The world, at least the world of the Marvel Cinematic Universe, has grown to encompass Wakanda, the African nation ruled by T’Challa (Chadwick Boseman, oozing gravitas), who must return home to claim his place as king following his father T’Chaka’s death. To the outside world, Wakanda is a third-world country of poor farmers, isolated by mountains and an “impenetrable rainforest”. But in reality Wakanda is a technological marvel, protecting itself from outside threat by perpetuating that third-world myth. But as T’Challa’s jet takes him home, an invisible barrier is breached and the real Wakanda is revealed—an Afro-futurist paradise, a gleaming, wondrous nation. Wakanda is beautiful, exciting, different, a techno-marvel that incorporates elements of traditional African architecture and culture (shout out to Ruth Carter’s costumes and Hannah Beachler’s production design). It is an almost painful imagining of what a world without violent colonization could be, where past and future co-exist, one honoring the other, the old ways preserved as new advances emerge, culture intact even as it evolves.
Black Panther is steeped in blackness, celebrates it, revels in it, LUXURIATES IN BLACKNESS. It is unapologetically black, from the streets of Oakland in the 1990s to a British museum displaying artifacts looted from a plundered continent, to Wakanda, where African culture is celebrated with an unabashed, infectious joy. You cannot separate black identity from Black Panther, but from the specific comes the universal, because Black Panther is a story about a family and a damning secret. The plot builds off a mistake made by King T’Chaka (portrayed by the father-son duo of John Kani and Atandwa Kani) when he was a younger man, a wrong choice turned into shameful secret. T’Challa is left to wrestle with the consequences, and who can’t relate to a child coming to terms with the failures of a parent? (Black Panther is having a nice conversation with Thor: Ragnarok about legacy.) Fathers and sons, brothers and sisters, heroes and villains—the revelation of Black Panther is simply that these are the stories that unite us.
About that villain. Erik Killmonger (Michael B. Jordan, full swagger) is a very good villain because like all the best villains, he’s not overcomplicated, with a clear, articulate motivation and even a sympathetic cause. Killmonger is the cracked-mirror reflection of T’Challa, attempting to turn the mechanisms of oppression against the oppressor, without quite seeing how he’s become just like the oppressor himself. He’s a tragic figure, destroyed by the systemic oppression of the colonized world outside Wakanda. He is our real world in sharp relief against the possibility of Wakanda, and it is a damning juxtaposition.

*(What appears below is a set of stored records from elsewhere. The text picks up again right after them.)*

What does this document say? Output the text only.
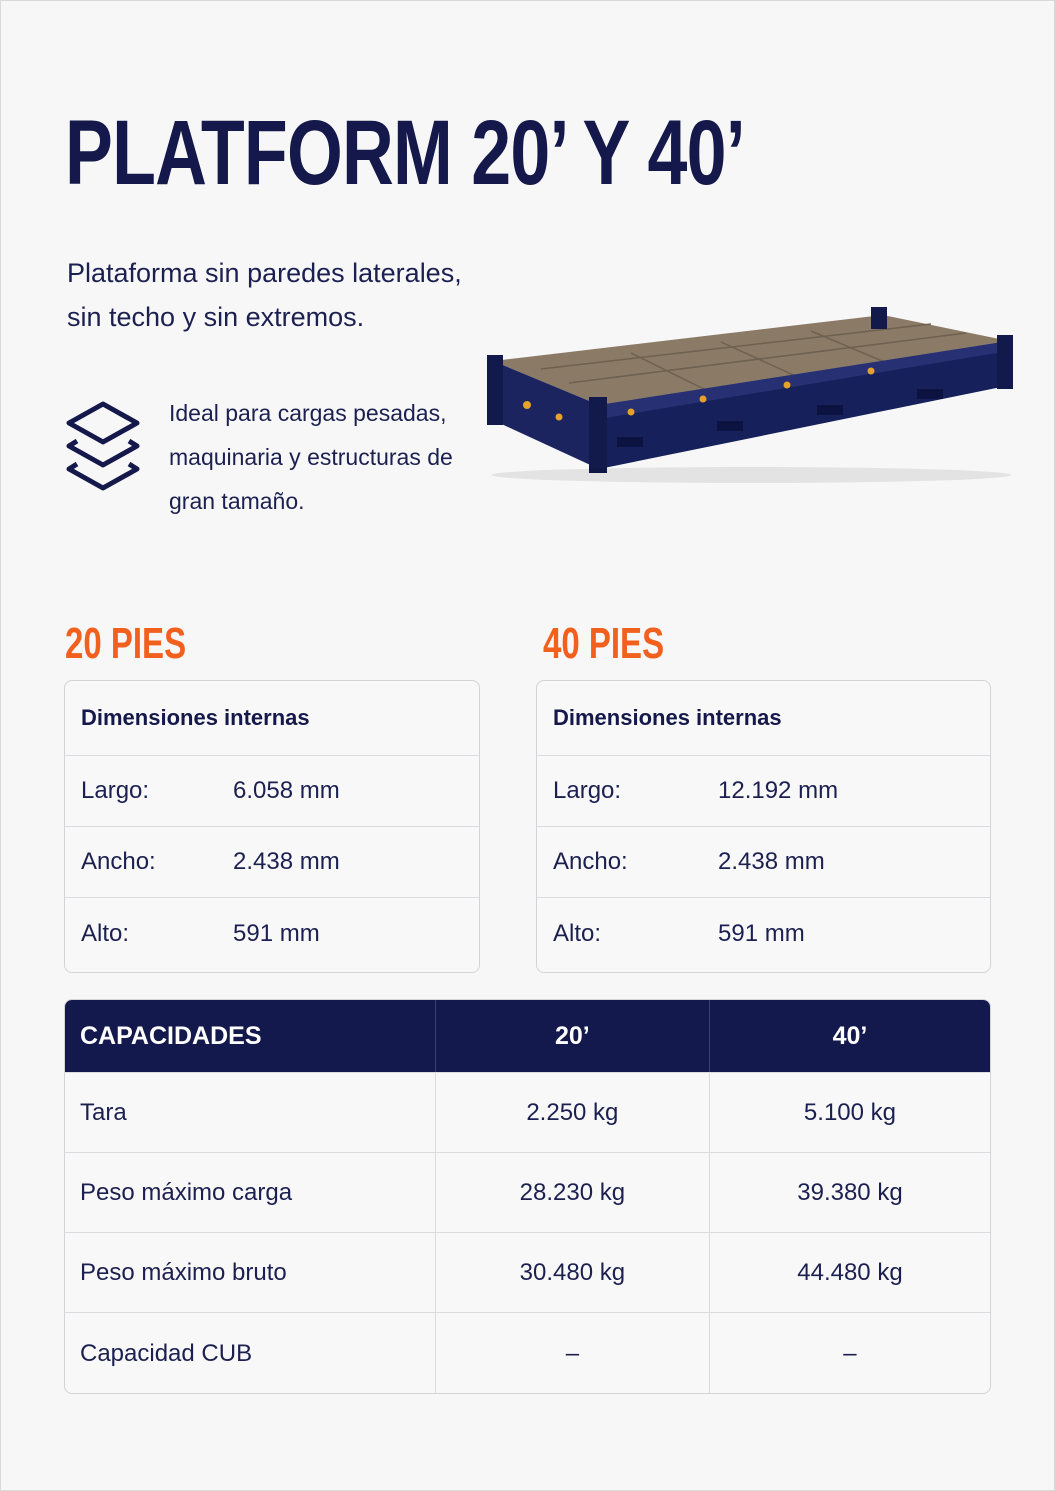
PLATFORM 20’ Y 40’
Plataforma sin paredes laterales, sin techo y sin extremos.
Ideal para cargas pesadas, maquinaria y estructuras de gran tamaño.
20 PIES
Dimensiones internas
Largo:	6.058 mm
Ancho:	2.438 mm
Alto:	591 mm
40 PIES
Dimensiones internas
Largo:	12.192 mm
Ancho:	2.438 mm
Alto:	591 mm
CAPACIDADES	20’	40’
Tara	2.250 kg	5.100 kg
Peso máximo carga	28.230 kg	39.380 kg
Peso máximo bruto	30.480 kg	44.480 kg
Capacidad CUB	–	–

But the tragedy of Killmonger exists amidst the celebration of Wakanda, where T’Challa may be king, but women rule. The women of Black Panther are SPECTACULAR. The Dora Milaje are everything promised by the line “Move, or you will be moved.” Their general, Okoye (Danai Gurira), is breathtakingly badass (we shall live our lives so as not to disappoint Okoye). Wakandan spy Nakia (Lupita Nyong’o) has you like, Black Widow who? And Queen Ramonda (Angela Basset) is equal parts regal queen mother and protective mama panther. But the standout is, as promised, Shuri (Letitia Wright, utterly delightful), T’Challa’s sister. She’s a big science brain wrapped in a provoking little-sister package, and every second she’s on screen is sheer joy. Shuri lights up the whole film, and while Black Panther is a contained story that has sh*t-all else to do with the rest of the MCU, the idea of Shuri showing up Tony Stark in Avengers: Infinity War is delightful to contemplate.
Black Panther is something we think we know told to us in a new way. It’s revolutionary by virtue of being different, for introducing a new voice into the room. Ryan Coogler made a great superhero movie, full of indelible characters and stunning visuals. (My only complaint is that some of the action scenes feel perfunctory, and it’s clear ticking boxes on the action checklist is not what Coogler is here for, which is fine. Marvel has a stable of stone cold second-unit pros who can make that sh*t look good while Coogler builds Wakanda.) Coogler and his team recognized their moment and ran headlong into it, and the result is a boisterous celebration of black culture and a damn good yarn about a hero and a villain and the one mistake that divides them. We’ve waited for Black Panther for a long time, and it delivers on Every. Single. Level. Wakanda Forever!